There are so many tents on the market, how do you choose? When I was first introduced to the climbers who work at Slingfin Tents, I knew nothing about them, but was open to testing them at our Chicks Indian Creek clinic in April.
My first impression was the workmanship in these tents. We had three small tents, each a different size and design: LFD (our basecamp dining tent), the CrossBow 2 Mesh, 2LiteTrek, and the 2Lite. What all three shared in common was evidence of optimization of strength and minimization of weight, even in the smallest details. For example, the guy lines were the small accessory cord made by a rope company.

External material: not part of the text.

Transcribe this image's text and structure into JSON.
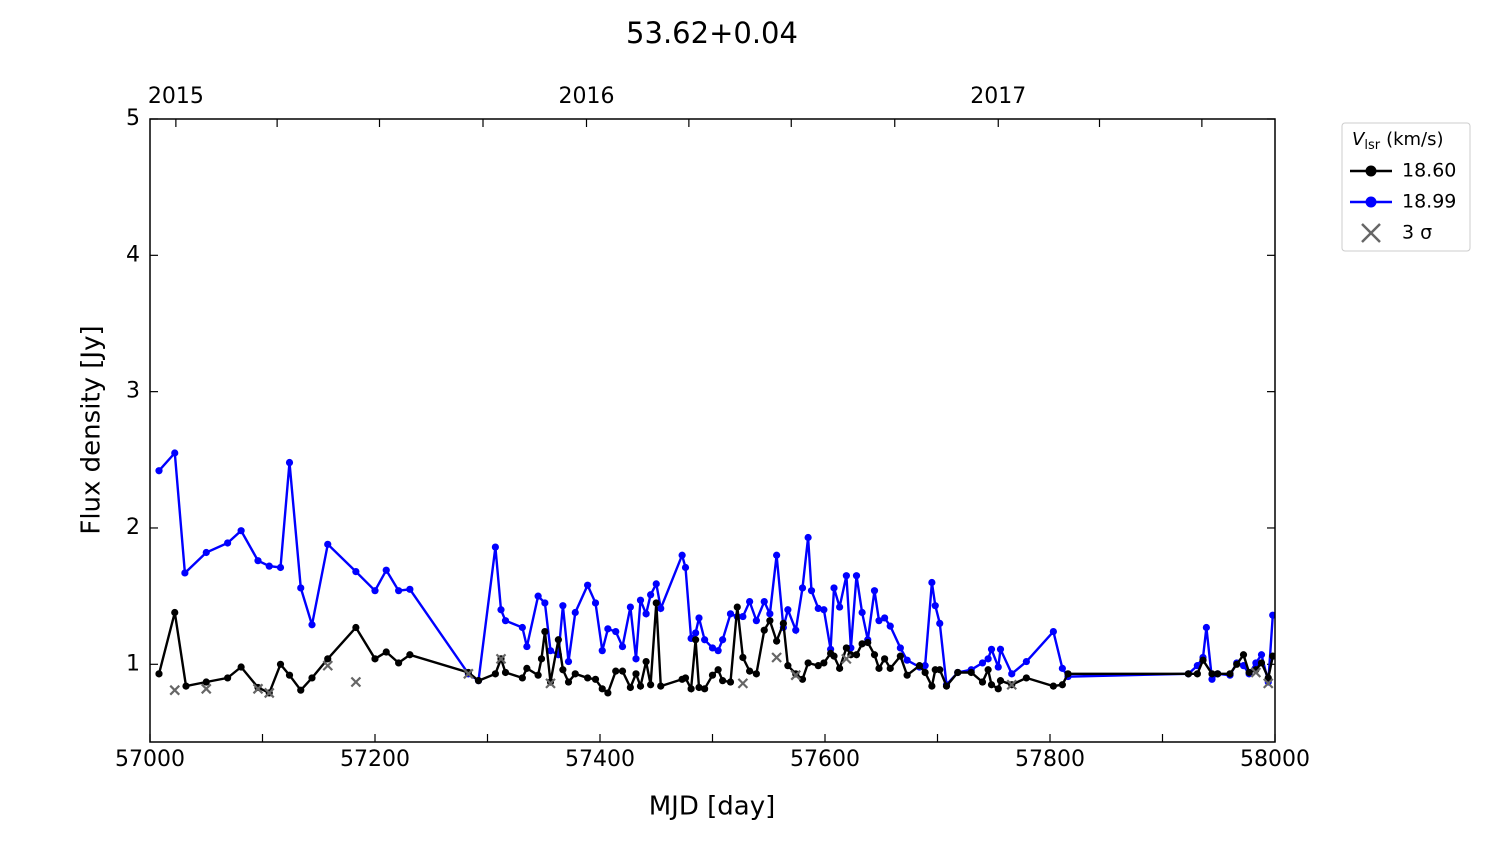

I also liked the features such as the two doors on the sides, because they are larger and easier to get out of than doors on the ends. The shape of the tents allow more room at one end of the tent so you can sit at the end and cook, which is more practical than the center being higher in a small tent. The set-up was easy and intuitive.
Finally, I was stoked on their customer service. Slingfin went out of their way to get us tents for our event. There was tight turn-around after their last demo and they sent three tents plus a large dining tent Fed-Ex overnight. When I asked about the purpose of a few features, like the small rings in the inside corner of the tents, I received an email explaining how that was part of the tensioning system in high winds, left over from their mountaineering heritage. Its nice to know there are still a few companies in which everyone, including management, are avid climbers and users themselves.